Combine 1 ½ cups lukewarm water, 1 tbsp sugar, and 1 tbsp yeast in a small bowl. Mix and let it sit for ten minutes for the yeast to bloom.
In the meantime, make the pizza dough. Add 4 ½ cups flour, 3 tbsp milk powder, and 1 tsp kosher salt in a stand mixer. Mix to incorporate.
Next, add the bloomed yeast, mix for about two minutes, then gradually add 3 tbsp olive oil. Continue mixing for another ten minutes.
Once done, remove the dough, shape it into a ball, then transfer it to a greased large bowl with avocado oil spray. Cover it with a kitchen towel and let it rise for 45 minutes.

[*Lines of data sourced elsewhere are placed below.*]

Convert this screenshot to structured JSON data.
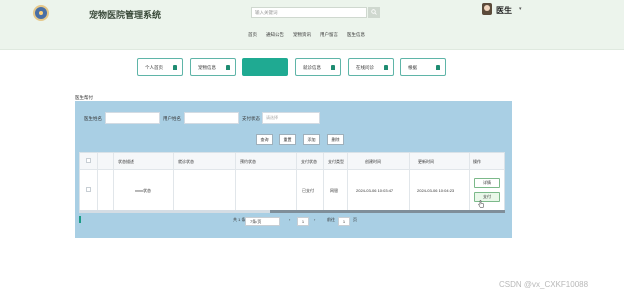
{
  "app": {
    "title": "宠物医院管理系统"
  },
  "search": {
    "placeholder": "输入关键词"
  },
  "user": {
    "name": "医生"
  },
  "topnav": [
    "首页",
    "通知公告",
    "宠物资讯",
    "用户留言",
    "医生信息"
  ],
  "modules": [
    {
      "label": "个人首页",
      "active": false
    },
    {
      "label": "宠物信息",
      "active": false
    },
    {
      "label": "",
      "active": true
    },
    {
      "label": "就诊信息",
      "active": false
    },
    {
      "label": "在线问诊",
      "active": false
    },
    {
      "label": "根据",
      "active": false
    }
  ],
  "page": {
    "label": "医生帮付"
  },
  "filters": {
    "doctor_label": "医生姓名",
    "user_label": "用户姓名",
    "pay_label": "支付状态",
    "pay_placeholder": "请选择"
  },
  "actions": {
    "query": "查询",
    "reset": "重置",
    "add": "添加",
    "delete": "删除"
  },
  "table": {
    "headers": [
      "状态描述",
      "就诊状态",
      "预约状态",
      "支付状态",
      "支付类型",
      "创建时间",
      "更新时间",
      "操作"
    ],
    "rows": [
      {
        "status_desc": "xxxx状态",
        "visit_status": "",
        "appointment_status": "",
        "pay_status": "已支付",
        "pay_type": "网银",
        "created": "2024-03-06 10:03:47",
        "updated": "2024-03-06 10:04:23"
      }
    ],
    "row_actions": {
      "detail": "详情",
      "pay": "支付"
    }
  },
  "pagination": {
    "total": "共 1 条",
    "page_size": "7条/页",
    "current": "1",
    "goto_label": "前往",
    "goto_value": "1",
    "page_unit": "页"
  },
  "watermark": "CSDN @vx_CXKF10088"
}
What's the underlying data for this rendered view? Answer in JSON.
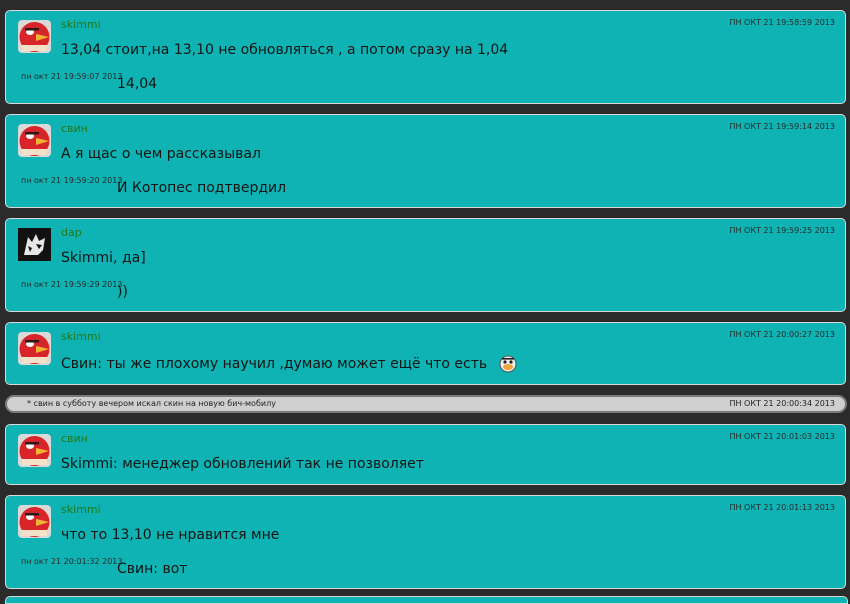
{
  "colors": {
    "card_bg": "#0fb3b3",
    "page_bg": "#2b2b2b",
    "nick": "#1f7a1f"
  },
  "messages": [
    {
      "nick": "skimmi",
      "avatar": "angry-bird-avatar",
      "time": "ПН ОКТ 21 19:58:59 2013",
      "text": "13,04 стоит,на 13,10 не обновляться , а потом сразу на 1,04",
      "extra_time": "пн окт 21 19:59:07 2013",
      "extra_text": "14,04"
    },
    {
      "nick": "свин",
      "avatar": "angry-bird-avatar",
      "time": "ПН ОКТ 21 19:59:14 2013",
      "text": "А я щас о чем рассказывал",
      "extra_time": "пн окт 21 19:59:20 2013",
      "extra_text": "И Котопес подтвердил"
    },
    {
      "nick": "dap",
      "avatar": "wolf-avatar",
      "time": "ПН ОКТ 21 19:59:25 2013",
      "text": "Skimmi, да]",
      "extra_time": "пн окт 21 19:59:29 2013",
      "extra_text": "))"
    },
    {
      "nick": "skimmi",
      "avatar": "angry-bird-avatar",
      "time": "ПН ОКТ 21 20:00:27 2013",
      "text": "Свин:  ты же плохому научил ,думаю может ещё что есть"
    },
    {
      "nick": "свин",
      "avatar": "angry-bird-avatar",
      "time": "ПН ОКТ 21 20:01:03 2013",
      "text": "Skimmi: менеджер обновлений так не позволяет"
    },
    {
      "nick": "skimmi",
      "avatar": "angry-bird-avatar",
      "time": "ПН ОКТ 21 20:01:13 2013",
      "text": "что то 13,10 не нравится мне",
      "extra_time": "пн окт 21 20:01:32 2013",
      "extra_text": "Свин: вот"
    }
  ],
  "action": {
    "text": "* свин в субботу вечером искал скин на новую бич-мобилу",
    "time": "ПН ОКТ 21 20:00:34 2013"
  }
}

In a medium saucepan over medium heat, add 8 oz tomato sauce and 6 oz tomato paste. Stir, then season with ½ tsp garlic powder, ½ tsp oregano, ½ tsp basil, and ½ tsp kosher salt. Continue to stir until combined and the sauce is warmed up. Set aside.
Back to the dough, transfer it to your working space, and divide it into three dough balls (preheat your oven to 475 degrees F at this point).
Take each and form it into its own little balls. Next, grease your cast-iron pan with 1 tbsp olive oil, coating the bottom nicely.
Take your dough ball, stretch it out, and place it into the pan. Fill the pan with the dough and go up to the side a little bit to form the crust.
Now, take enough sauce and spread it over the dough. After this, add some shredded mozzarella cheese and some pepperoni slices.
Place it in the preheated oven and bake for about 13 minutes or until the dough is browning on the edges.
In the meantime, make the parmesan herb crust seasoning. Combine 1 tbsp melted butter, 1 ½ tsp finely grated parmesan cheese, ½ tsp garlic powder, ½ tsp oregano, ½ tsp basil. Mix well.
Once the pizza is done baking, brush the crust with the mixture. Serve and enjoy!